Et il se frotta les mains.

— Décidément, se dit d’Artagnan, il n’y a pas à déraciner ces gens-là. Fais-moi servir, Bazin.

— Avec empressement, Monsieur.

— Un poulet, un bouillon et une bouteille de vin.

— C’est aujourd’hui samedi, jour maigre, dit Bazin.

— J’ai une dispense, dit d’Artagnan.

Bazin le regarda d’un air soupçonneux.

— Ah çà, maître cafard, pour qui me prends-tu ? dit le mousquetaire ; si toi, qui es le valet, tu espères des dispenses pour commettre des crimes, je n’aurai pas, moi, l’ami de ton évêque, une dispense pour faire gras selon le vœu de mon estomac ? Bazin, sois aimable avec moi, ou, de par Dieu ! je me plains au roi, et tu ne confesseras jamais. Or, tu sais que la nomination des évêques est au roi, je suis le plus fort.

Bazin sourit hypocritement.

— Oh ! nous avons M. le surintendant, nous autres, dit-il.

— Et tu te moques du roi alors ?

Bazin ne répliqua rien, son sourire était assez éloquent.

— Mon souper, dit d’Artagnan. Voilà qu’il s’en va vers sept heures.

Bazin se retourna et commanda au plus âgé de ses écoliers d’avertir la cuisinière. Cependant d’Artagnan regardait le presbytère.

— Peuh ! dit-il dédaigneusement, Monseigneur logeait assez mal Sa Grandeur ici.

— Nous avons le château de Vaux, dit Bazin.

— Qui vaut peut-être le Louvre ? répliqua d’Artagnan en goguenardant.

— Qui vaut mieux, répliqua Bazin du plus grand sang-froid du monde.

— Ah ! fit d’Artagnan.

Peut-être allait-il prolonger la discussion et soutenir la suprématie du Louvre ; mais le lieutenant s’était aperçu que son cheval était demeuré attaché aux barreaux d’une porte.

— Diable ! dit-il, fais donc soigner mon cheval.
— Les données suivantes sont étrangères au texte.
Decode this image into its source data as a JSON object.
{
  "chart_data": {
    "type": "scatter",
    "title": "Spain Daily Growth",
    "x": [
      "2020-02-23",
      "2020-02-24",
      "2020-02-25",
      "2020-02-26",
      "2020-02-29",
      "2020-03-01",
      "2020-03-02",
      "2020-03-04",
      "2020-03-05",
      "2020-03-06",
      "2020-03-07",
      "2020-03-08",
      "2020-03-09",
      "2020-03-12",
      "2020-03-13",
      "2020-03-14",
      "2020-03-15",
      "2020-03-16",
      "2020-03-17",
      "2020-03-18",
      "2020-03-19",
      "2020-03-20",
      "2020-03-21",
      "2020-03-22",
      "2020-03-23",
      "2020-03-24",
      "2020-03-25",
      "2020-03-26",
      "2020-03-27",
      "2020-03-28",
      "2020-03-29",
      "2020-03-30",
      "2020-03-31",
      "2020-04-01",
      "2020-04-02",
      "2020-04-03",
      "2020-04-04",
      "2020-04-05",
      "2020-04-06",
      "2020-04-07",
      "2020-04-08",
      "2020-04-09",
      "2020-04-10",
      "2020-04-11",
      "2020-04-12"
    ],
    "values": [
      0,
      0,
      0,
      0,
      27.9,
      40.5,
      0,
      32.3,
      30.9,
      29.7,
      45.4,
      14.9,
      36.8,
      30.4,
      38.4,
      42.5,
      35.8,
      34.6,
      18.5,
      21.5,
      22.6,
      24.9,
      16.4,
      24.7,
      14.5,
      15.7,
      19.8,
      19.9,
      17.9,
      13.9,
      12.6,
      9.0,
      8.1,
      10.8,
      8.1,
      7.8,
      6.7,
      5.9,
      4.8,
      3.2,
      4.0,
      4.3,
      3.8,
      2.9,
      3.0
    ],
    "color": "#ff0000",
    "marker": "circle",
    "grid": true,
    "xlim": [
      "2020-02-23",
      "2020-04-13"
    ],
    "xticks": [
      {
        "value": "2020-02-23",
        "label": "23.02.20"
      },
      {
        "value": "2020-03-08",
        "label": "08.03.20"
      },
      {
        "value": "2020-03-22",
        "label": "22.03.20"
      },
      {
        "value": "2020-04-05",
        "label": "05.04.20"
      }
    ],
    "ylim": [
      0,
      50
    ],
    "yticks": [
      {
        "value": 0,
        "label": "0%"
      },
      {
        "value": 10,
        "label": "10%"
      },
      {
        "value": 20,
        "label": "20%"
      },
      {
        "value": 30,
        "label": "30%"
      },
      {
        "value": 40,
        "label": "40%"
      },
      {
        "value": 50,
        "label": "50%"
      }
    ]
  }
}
Ton maître l’évêque n’en a pas comme celui-là dans ses écuries.

Bazin donna un coup d’œil oblique au cheval et répondit :

— M. le surintendant en a donné quatre de ses écuries, et un seul de ces quatre en vaut quatre comme le vôtre.

Le sang monta au visage de d’Artagnan. La main lui démangeait, et il contemplait sur la tête de Bazin la place où son poing allait tomber. Mais cet éclair passa. La réflexion vint, et d’Artagnan se contenta de dire :

— Diable ! diable ! j’ai bien fait de quitter le service du roi. Dites-moi, digne Bazin, ajouta-t-il, combien M. le surintendant a-t-il de mousquetaires ?

— Il aura tous ceux du royaume avec son argent, répliqua Bazin en fermant son livre et en congédiant les enfants à grands coups de férule.

— Diable ! diable ! dit une dernière fois d’Artagnan.

Et comme on lui annonçait qu’il était servi, il suivit la cuisinière qui l’introduisit dans la salle à manger, où le souper l’attendait.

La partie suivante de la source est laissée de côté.